The
paradox here is easily resolved once you realize that "knowing that you will know something in the future" does not
imply that you know it now. This is why there is a time-related aspect of these problems (
surprise examination,
unexpected hanging,
egg in a box).
It is clear that on the last possible day, you will know that the event has to come. And you may know that you will know this, come the last possible day -- but that does not mean that you know it on the second-to-last possible day.
Which sounds confusing, but is true.
Let's take a simplified example: the teacher says there will be a
pop quiz -- which will be a surprise -- either Thursday or Friday, and that the students will not know ahead of time which day it will be. Following the logic laid out in the
paradox, the students know it will not be Friday, implying it has to be Thursday, but, since they know this, the teacher has lied. Yet the teacher can give out the pop quiz on Thursday, as we're aware.
The teacher can do this because, while the students on Friday morning will know that the test must be given on Friday, the students Thursday morning do not. Why? Because they are missing a piece of information they do not (and cannot) know: That the quiz was not given out on Thursday. Until they know that, they cannot apply their
knowledge of what will happen on Friday, because it rests on that
assumption.
So, to rephrase the original situation:
The bright student may reason (correctly) the following:
If the quiz is not given on Monday through Thursday, it must be given on Friday.Continuing, the student may reason (correctly) the following:
If the quiz is not given on Monday through Wednesday, it must given on Thursday through Friday.
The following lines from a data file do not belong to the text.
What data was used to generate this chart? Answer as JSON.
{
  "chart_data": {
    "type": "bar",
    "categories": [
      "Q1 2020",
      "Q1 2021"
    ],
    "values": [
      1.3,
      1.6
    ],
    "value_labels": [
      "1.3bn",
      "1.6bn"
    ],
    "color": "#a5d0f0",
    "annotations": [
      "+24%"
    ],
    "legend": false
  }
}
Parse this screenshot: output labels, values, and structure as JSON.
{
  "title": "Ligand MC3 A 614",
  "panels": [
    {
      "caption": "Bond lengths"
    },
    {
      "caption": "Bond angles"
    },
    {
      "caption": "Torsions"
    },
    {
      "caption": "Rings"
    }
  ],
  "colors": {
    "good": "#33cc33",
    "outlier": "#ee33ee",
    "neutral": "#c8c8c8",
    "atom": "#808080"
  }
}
If the quiz is not given on Monday through Tuesday, it must be given on Wednesday through Friday.
If the quiz is not given on Monday, it must be given on Tuesday through Friday.
Spelled out like this, the flaw in the student's logic becomes apparent. To
know that the quiz must be given out on Friday, you must also know that the quiz was not given out on Monday through Thursday. If it is, for example, Wednesday morning, you do not know this -- you only know that the quiz was not given on Monday through Tuesday. What the bright student is doing is
assuming that her proposition is true, with the following steps:
1) If the quiz hasn't been given out until Friday, then it cannot be given out on Friday.
2) If it hasn't been given out before Thursday,
and it cannot be given out on Friday, then it must be given out on Thursday.
3) If the quiz hasn't been given out before Wednesday,
and it cannot be given out on Friday,
and it cannot be given out on Thursday, it cannot be given out on Wednesday.
(etc)However, the student can't
know that it can't be given out on Thursday until after Wednesday is over, and the student can't
know that it can't be given out on Friday until Thursday is over. Since the student knows none of this on Monday morning, her statement is false.